Trade-offs and Limitations

Bootstrap CIs assume your prompts are a representative sample of production. They are usually not. A tight interval on a biased suite is confidently wrong, and no amount of resampling fixes the sample.

The paired approach needs aligned per-prompt results, so you have to log at the prompt level, not the aggregate. That is more storage and more plumbing.

And significance is not importance. A real 0.3-point gain can be statistically solid and operationally meaningless. The test tells you the difference exists, not that you should care.

Top comments (1)

Max Quimby • Jun 6

Adding the paired bootstrap is exactly right, and the pairing detail (same prompts → lower variance) is the part most people skip. I'd push it one step further, though: your bootstrap resamples prompts, which captures prompt-selection variance, but at temperature > 0 each prompt's 1/0 is itself a random draw.
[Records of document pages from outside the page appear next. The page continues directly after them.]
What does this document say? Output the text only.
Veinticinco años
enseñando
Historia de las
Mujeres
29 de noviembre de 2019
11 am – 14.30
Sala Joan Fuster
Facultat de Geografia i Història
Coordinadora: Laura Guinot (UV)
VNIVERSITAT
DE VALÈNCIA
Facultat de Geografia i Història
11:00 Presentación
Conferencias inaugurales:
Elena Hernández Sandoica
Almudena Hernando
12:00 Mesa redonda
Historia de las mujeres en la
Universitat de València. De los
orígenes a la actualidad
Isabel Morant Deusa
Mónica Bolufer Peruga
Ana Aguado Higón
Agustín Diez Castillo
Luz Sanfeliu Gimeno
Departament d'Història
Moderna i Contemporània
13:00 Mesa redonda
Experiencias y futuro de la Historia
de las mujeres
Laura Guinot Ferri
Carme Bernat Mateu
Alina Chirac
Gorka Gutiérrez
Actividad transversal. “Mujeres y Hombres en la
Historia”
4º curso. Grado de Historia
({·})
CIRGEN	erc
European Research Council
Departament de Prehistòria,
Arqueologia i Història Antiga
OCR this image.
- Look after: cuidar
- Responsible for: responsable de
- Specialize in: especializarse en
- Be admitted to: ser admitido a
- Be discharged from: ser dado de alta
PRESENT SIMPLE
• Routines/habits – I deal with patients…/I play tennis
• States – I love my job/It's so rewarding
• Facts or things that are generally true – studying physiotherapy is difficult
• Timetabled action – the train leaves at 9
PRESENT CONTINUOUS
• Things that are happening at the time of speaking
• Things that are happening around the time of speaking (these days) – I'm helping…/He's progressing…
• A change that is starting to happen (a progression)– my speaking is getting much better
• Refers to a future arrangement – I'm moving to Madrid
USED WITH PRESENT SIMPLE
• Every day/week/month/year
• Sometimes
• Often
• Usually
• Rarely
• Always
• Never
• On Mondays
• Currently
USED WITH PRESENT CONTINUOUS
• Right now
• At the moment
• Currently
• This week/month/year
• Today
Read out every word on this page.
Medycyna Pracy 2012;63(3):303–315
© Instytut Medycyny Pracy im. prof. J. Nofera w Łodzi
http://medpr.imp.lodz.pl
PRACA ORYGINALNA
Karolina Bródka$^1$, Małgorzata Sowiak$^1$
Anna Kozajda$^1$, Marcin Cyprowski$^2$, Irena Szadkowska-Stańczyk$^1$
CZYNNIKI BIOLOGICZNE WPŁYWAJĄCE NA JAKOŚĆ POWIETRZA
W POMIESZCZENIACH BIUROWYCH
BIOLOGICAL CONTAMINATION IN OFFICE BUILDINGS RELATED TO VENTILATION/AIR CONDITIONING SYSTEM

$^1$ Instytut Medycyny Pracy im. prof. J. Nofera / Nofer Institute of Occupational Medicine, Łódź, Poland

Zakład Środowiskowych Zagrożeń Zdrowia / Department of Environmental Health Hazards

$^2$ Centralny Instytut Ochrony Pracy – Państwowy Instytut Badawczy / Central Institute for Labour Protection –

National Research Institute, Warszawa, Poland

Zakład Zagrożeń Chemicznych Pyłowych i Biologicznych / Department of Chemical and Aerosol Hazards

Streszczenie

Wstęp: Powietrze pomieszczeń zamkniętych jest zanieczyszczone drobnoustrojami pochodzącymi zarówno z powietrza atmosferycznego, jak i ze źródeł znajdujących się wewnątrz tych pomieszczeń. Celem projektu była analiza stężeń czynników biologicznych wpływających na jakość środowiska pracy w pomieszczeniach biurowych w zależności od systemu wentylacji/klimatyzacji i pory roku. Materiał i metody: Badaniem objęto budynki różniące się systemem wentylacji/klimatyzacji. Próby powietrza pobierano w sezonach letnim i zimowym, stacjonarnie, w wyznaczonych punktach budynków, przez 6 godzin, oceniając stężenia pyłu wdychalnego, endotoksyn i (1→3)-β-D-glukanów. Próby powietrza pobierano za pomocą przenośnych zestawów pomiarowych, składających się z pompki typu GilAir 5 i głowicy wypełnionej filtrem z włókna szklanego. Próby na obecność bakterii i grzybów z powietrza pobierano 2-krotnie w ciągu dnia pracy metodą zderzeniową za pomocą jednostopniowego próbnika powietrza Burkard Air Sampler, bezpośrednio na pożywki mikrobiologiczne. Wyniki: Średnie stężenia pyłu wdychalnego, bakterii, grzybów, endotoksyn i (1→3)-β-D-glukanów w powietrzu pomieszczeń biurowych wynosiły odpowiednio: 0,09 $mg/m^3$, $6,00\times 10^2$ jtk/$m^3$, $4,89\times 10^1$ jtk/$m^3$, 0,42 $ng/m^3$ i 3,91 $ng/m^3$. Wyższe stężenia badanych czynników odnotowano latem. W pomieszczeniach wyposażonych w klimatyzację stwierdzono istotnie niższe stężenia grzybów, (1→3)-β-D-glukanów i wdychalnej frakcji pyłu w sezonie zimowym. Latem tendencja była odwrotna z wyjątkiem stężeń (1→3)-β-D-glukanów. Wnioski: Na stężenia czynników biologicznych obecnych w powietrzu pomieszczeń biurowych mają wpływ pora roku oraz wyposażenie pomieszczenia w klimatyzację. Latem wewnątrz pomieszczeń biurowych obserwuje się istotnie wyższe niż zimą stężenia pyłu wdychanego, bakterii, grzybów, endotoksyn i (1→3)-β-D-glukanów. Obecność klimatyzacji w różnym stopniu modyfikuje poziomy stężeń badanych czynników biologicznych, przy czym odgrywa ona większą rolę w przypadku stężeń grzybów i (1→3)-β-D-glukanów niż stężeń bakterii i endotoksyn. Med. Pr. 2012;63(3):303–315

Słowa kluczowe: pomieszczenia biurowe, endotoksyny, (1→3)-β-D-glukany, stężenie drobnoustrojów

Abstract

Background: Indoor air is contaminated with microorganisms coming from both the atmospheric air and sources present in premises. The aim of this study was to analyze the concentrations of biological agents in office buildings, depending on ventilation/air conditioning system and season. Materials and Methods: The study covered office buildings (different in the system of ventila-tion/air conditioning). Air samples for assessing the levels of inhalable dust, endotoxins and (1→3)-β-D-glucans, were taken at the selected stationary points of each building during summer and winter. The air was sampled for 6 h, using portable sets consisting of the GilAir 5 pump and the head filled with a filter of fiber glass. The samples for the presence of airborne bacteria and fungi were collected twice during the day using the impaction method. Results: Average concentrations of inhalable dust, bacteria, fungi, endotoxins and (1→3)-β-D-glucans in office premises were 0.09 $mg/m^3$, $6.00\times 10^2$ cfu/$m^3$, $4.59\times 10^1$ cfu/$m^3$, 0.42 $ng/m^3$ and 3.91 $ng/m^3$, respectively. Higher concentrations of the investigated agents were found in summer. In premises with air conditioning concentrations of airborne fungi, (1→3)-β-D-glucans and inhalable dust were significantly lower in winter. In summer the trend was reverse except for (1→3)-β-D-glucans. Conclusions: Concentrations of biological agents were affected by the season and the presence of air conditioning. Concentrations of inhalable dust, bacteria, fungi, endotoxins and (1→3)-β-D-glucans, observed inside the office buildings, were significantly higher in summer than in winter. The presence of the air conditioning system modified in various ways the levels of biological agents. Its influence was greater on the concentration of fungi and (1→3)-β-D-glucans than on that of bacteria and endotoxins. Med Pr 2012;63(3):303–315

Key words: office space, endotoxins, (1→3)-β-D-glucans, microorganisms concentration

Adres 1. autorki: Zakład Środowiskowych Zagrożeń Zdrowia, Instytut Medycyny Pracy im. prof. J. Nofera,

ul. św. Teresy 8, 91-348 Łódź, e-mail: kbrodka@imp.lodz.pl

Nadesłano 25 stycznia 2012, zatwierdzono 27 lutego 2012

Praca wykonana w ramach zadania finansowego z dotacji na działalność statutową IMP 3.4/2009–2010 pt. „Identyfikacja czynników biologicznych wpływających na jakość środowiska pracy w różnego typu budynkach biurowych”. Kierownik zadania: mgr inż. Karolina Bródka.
Run the same prompt five times and you might get three passes. So a single generation per prompt still understates the true interval — we ended up sampling each prompt k times and bootstrapping over (prompt, sample) pairs to get an honest band. With exact-match scoring that mattered more than I expected.

The other silent inflator is selection. If that 7B was the best of, say, six fine-tuning runs, you're implicitly running six comparisons and keeping the max — so a 2-point "win" is even more likely to be noise than the one-vs-one math suggests. Was this candidate picked out of a batch, or a clean head-to-head? And after adding CIs, did you change the promotion rule to "CI excludes zero," or set a minimum effect size you actually care about? "Beats baseline" and "beats baseline by enough to matter" are different gates.